Nearly 350 works were entered in this national juried exhibition, a huge response even by Art League standards. There was no requirement that the artist be a professional. The exhibition was open to those who may only ever have made one artwork: the apotheosis of a welder's or a stitcher's craft or the culmination of years of collecting. A few of such pieces are exhibited, along with collage and assemblage by artists well known for other art forms, working on their wild side.

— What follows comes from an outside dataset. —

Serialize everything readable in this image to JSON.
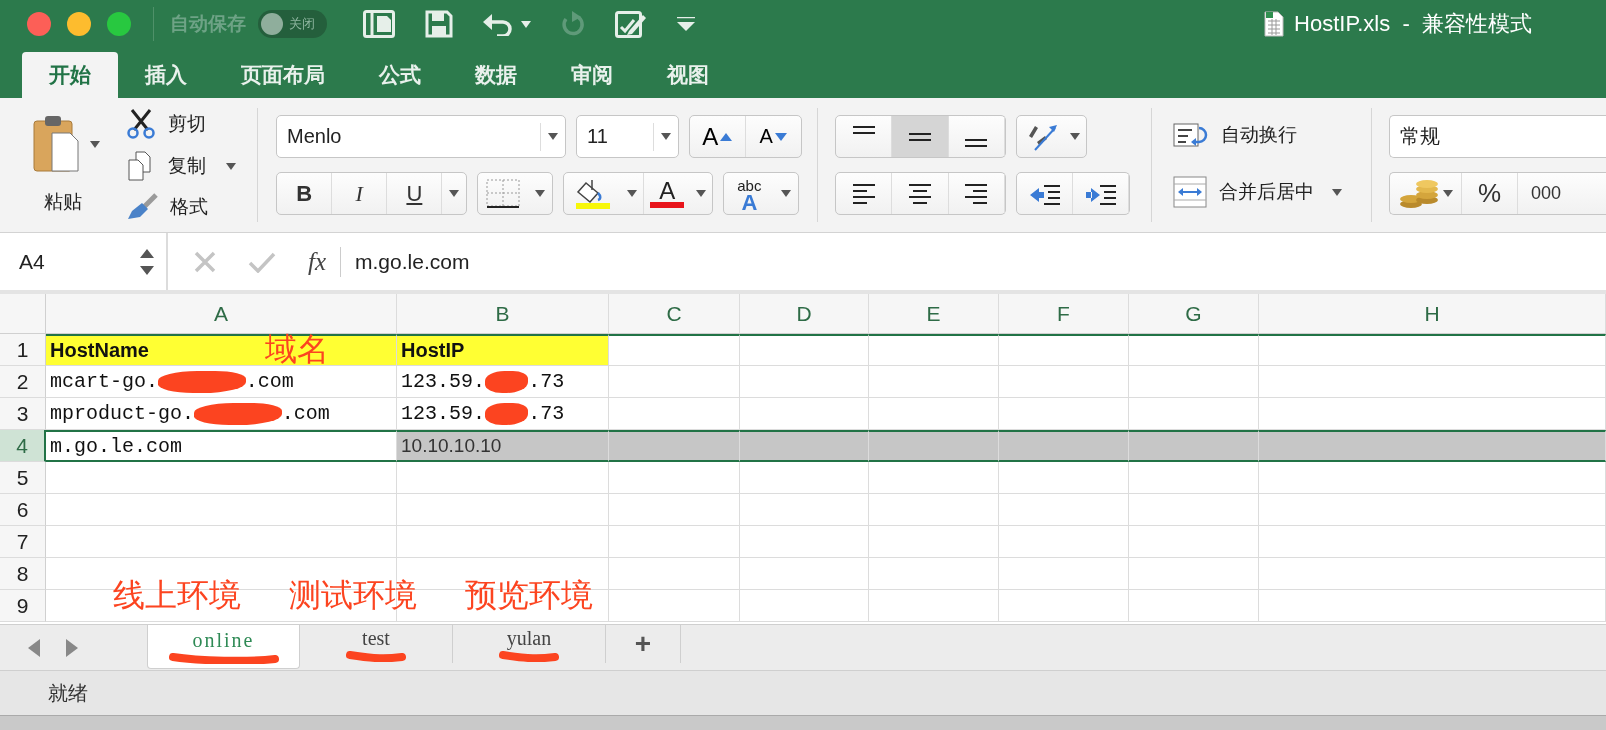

I was the juror of this exhibition, which is a fascinating snapshot of current work by artists nationwide.

3x3: three artists--three installations
March 13-April 24
Reception: March 12, 4:30-6:30pm

Cabrillo Gallery, Cabrillo College, 6500 Soquel Dr., Room 1002, Aptos. www.cabrillo.edu/services/artgallery; 831.479.6308

Three artists were invited by curators Tobin Keller and Rose Sellery to engage with the specific space of the gallery to create new works. Jack Howe (whom Keller describes as "Cornell meets Kienholtz") draws on his collection of old dolls and other figures to build a space with the feeling of ritual. Just what ritual exactly isn't clear, but the dolls take on a creepy presence. Philo Northrup metamorphizes new vibrant realities for old toys, trophies, castoffs by reorganizing their meaning, juxtaposing and coloring them differently to achieve a feeling of narrative and mysterious logic just beyond grasp. Ruth Boerefijn's delicate tendrils of wire and strings and fragments connects everything, softly.